Prefer an app that will take care of screenshots? Apple still includes Grab in its Applications > Utilities folders (search with Spotlight to find it quickly). Grab's effectiveness is limited in that it only captures images in TIFF format, but it can take a shot of the whole screen, a window, or a selected section, and it has a timer so you can capture items like drop-down menus. The shortcuts to do so are the same as you'd use for the OS itself, so really, don't bother with Grab unless you only work with a mouse.
Remember, Macs can also take advantage of free, third-party utilities for screenshots, including Jing, Skitch, LightShot, and others. If you feel it's better to pay, the venerable, award-winning SnapzProX is an option that costs a jaw-dropping $69.
There are almost as many ways to take a screenshot in Linux as there are flavors of Linux. Let's take a look at Ubuntu in particular.
You can go right to Applications > Accessories > Take Screenshot to start.
PrtScn works—hit the button on the keyboard and it'll shoot the entire screen. Hit Alt-PrtScn to grab just the active window.

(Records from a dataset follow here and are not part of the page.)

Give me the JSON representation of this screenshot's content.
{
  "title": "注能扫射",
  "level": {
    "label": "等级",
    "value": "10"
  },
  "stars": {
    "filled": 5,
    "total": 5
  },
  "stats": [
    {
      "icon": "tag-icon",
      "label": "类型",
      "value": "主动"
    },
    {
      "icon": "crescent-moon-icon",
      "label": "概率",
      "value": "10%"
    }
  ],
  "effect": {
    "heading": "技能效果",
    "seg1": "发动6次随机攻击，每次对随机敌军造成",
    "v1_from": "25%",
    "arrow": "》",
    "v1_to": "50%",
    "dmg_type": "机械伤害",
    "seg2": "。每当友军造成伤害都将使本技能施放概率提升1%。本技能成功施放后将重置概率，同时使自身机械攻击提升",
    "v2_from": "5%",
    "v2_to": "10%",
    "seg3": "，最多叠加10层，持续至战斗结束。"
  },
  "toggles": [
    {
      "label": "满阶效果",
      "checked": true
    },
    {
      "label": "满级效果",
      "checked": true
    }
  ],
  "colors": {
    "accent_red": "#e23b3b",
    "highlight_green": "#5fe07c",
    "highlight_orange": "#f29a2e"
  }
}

True Linux heads will appreciate the ability to take a screenshot from that most un-screenshot-worthy window: the terminal.
Maybe the best thing to do is take a screenshot from within a program where you can edit the screenshot after, and there's no better candidate than GNU Image Manipulation Program or GIMP. Within the program select File > Acquire > Screen Shot. You'll get a few options, such as taking the entire screen, a window, or using a time delay. The captured image is then opened up in GIMP for editing.
Screenshots in Web Browsers
Many Web browsers, in particular Google Chrome and Mozilla Firefox, support add-ons that extend the usability of the browsers. Here are a few such extensions that put screen-capture utilities right into the browser.
LightShot (Free; Chrome, Firefox, IE, Opera): It's available for Mac and Windows desktops, but also on almost every browser across all operating systems.
FireShot ($39.95; Firefox, Chrome, IE, SeaMonkey, Thunderbird, Opera): Beyond the browser, FireShot even works with mail programs. It will capture and allow instant edits, allow sharing via social media or instant saves to the computer, and send images to Microsoft OneNote.
Awesome Screenshot (Free; Chrome, Firefox, Safari): Capture a whole page or a section and then quickly annotate it (or blur out the naughty bits) before sharing instantly.